Last month, a federal judge in Kentucky temporarily halted the rule from taking effect in Kentucky, Indiana, Ohio, Tennessee, Virginia and West Virginia, while a federal judge in Louisiana did the same for Louisiana, Mississippi, Montana and Idaho.

In his order Tuesday, Judge Broomes said the plaintiffs were likely to prevail, noting that the “legislative history [of Title IX] shows that Congress was concerned about the unequal treatment between men and women for admissions opportunities, scholarships, and sports.”

“The legislative history supports a finding that the term ‘sex’ referred to biological sex,” said Judge Broomes, an appointee of former President Trump. “As discussed, one of the principal purposes of the statute was to root out discrimination against women in education.”


“Rather, Defendants argue that this makes no difference because discrimination on the basis of gender identity is discrimination on the basis of biological sex,” he said. “Therefore, the final regulation is not contrary to Title IX.”

The federal court’s ruling halts the Title IX changes from taking effect while the lawsuit State of Kansas v. U.S. Department of Education continues.

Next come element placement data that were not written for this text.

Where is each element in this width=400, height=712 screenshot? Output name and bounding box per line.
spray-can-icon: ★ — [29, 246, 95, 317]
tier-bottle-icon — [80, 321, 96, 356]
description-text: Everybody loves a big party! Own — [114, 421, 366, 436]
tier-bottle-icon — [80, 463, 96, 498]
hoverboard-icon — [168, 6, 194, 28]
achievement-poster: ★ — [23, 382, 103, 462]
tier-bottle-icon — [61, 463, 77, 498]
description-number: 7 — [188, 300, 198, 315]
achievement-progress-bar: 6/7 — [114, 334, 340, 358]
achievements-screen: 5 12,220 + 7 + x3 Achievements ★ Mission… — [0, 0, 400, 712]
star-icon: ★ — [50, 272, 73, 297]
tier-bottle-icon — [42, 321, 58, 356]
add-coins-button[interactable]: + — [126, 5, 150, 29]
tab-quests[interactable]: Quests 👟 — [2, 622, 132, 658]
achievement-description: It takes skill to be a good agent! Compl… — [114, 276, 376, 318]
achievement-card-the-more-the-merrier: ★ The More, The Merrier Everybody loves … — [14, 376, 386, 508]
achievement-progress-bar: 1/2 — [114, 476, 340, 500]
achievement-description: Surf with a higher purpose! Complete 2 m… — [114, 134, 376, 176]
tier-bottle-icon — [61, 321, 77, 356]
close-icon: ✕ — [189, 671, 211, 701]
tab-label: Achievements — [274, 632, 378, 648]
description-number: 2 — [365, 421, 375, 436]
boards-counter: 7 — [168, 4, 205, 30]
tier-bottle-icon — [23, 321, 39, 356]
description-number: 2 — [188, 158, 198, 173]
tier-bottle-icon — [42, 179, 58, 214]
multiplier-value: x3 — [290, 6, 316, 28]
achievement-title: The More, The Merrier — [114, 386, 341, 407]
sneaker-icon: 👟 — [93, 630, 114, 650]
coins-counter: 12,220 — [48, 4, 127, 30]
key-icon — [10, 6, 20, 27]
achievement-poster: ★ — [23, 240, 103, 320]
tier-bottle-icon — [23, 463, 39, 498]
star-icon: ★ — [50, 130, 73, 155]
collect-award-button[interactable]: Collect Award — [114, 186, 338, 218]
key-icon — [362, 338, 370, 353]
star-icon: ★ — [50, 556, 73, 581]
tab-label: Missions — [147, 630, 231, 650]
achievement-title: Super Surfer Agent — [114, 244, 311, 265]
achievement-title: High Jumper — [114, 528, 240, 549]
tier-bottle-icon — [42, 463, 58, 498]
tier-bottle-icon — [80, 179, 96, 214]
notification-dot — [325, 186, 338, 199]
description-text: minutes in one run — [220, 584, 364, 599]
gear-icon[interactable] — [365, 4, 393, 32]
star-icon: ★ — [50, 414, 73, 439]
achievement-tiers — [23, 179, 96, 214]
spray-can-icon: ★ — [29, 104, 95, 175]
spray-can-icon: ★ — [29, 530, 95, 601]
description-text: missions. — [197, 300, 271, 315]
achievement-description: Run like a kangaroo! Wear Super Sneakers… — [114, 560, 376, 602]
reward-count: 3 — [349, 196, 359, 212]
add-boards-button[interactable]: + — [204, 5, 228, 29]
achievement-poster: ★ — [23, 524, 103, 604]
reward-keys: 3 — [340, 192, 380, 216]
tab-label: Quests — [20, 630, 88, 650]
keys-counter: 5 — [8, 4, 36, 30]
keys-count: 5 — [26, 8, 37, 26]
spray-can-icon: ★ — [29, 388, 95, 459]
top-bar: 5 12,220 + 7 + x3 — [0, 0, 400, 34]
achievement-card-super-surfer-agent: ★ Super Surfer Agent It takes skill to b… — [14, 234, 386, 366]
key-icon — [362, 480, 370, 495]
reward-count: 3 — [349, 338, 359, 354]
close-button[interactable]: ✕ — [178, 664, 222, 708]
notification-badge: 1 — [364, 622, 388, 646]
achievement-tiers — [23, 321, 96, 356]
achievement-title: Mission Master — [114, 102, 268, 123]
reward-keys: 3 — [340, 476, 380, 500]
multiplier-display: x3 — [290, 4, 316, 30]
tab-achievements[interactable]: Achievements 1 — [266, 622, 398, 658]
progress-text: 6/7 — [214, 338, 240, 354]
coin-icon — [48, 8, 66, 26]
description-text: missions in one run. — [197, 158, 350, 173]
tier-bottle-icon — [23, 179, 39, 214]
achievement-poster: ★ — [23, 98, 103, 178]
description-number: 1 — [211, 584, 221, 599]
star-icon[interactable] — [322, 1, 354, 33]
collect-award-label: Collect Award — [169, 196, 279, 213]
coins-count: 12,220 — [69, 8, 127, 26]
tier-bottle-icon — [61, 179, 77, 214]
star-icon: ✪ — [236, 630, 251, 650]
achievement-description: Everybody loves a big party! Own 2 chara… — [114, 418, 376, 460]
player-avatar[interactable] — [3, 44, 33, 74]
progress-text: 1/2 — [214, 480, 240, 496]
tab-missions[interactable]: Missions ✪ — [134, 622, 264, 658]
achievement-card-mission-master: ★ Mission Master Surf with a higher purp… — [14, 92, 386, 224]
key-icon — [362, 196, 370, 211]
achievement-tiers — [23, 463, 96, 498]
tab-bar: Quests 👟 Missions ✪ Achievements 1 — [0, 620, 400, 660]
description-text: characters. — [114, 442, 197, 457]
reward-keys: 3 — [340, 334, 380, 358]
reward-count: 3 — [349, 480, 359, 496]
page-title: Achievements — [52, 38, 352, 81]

The Mountain States Legal Foundation and Southeastern Legal Foundation, which represented the plaintiffs in the Kansas ruling, said the final rule has “devastating consequences for free speech.”

“Under the Department of Education’s new rule, ‘sex’ no longer means male or female but includes gender identity and sex stereotypes, so anyone who speaks out against gender identity, fails to recognize a classmate’s ‘preferred pronouns,’ or speaks up for their physical safety and right not to have to undress in front of the opposite biological sex can be punished for harassment,” said the foundations in a statement.


“We will continue to stand for our students’ rights to proclaim biological truth and will cede no ground to the left’s lies,” Mr. Walker said. “Soon, students can return to campus secure in the knowledge that they cannot be punished for what they believe.”

The Washington Times has reached out to the department for comment. The department defended its rulemaking process after the Louisiana ruling on June 13.

“The Department crafted the final Title IX regulations following a rigorous process to realize the Title IX statutory guarantee,” a DOE spokesperson told Higher Ed Dive in a statement.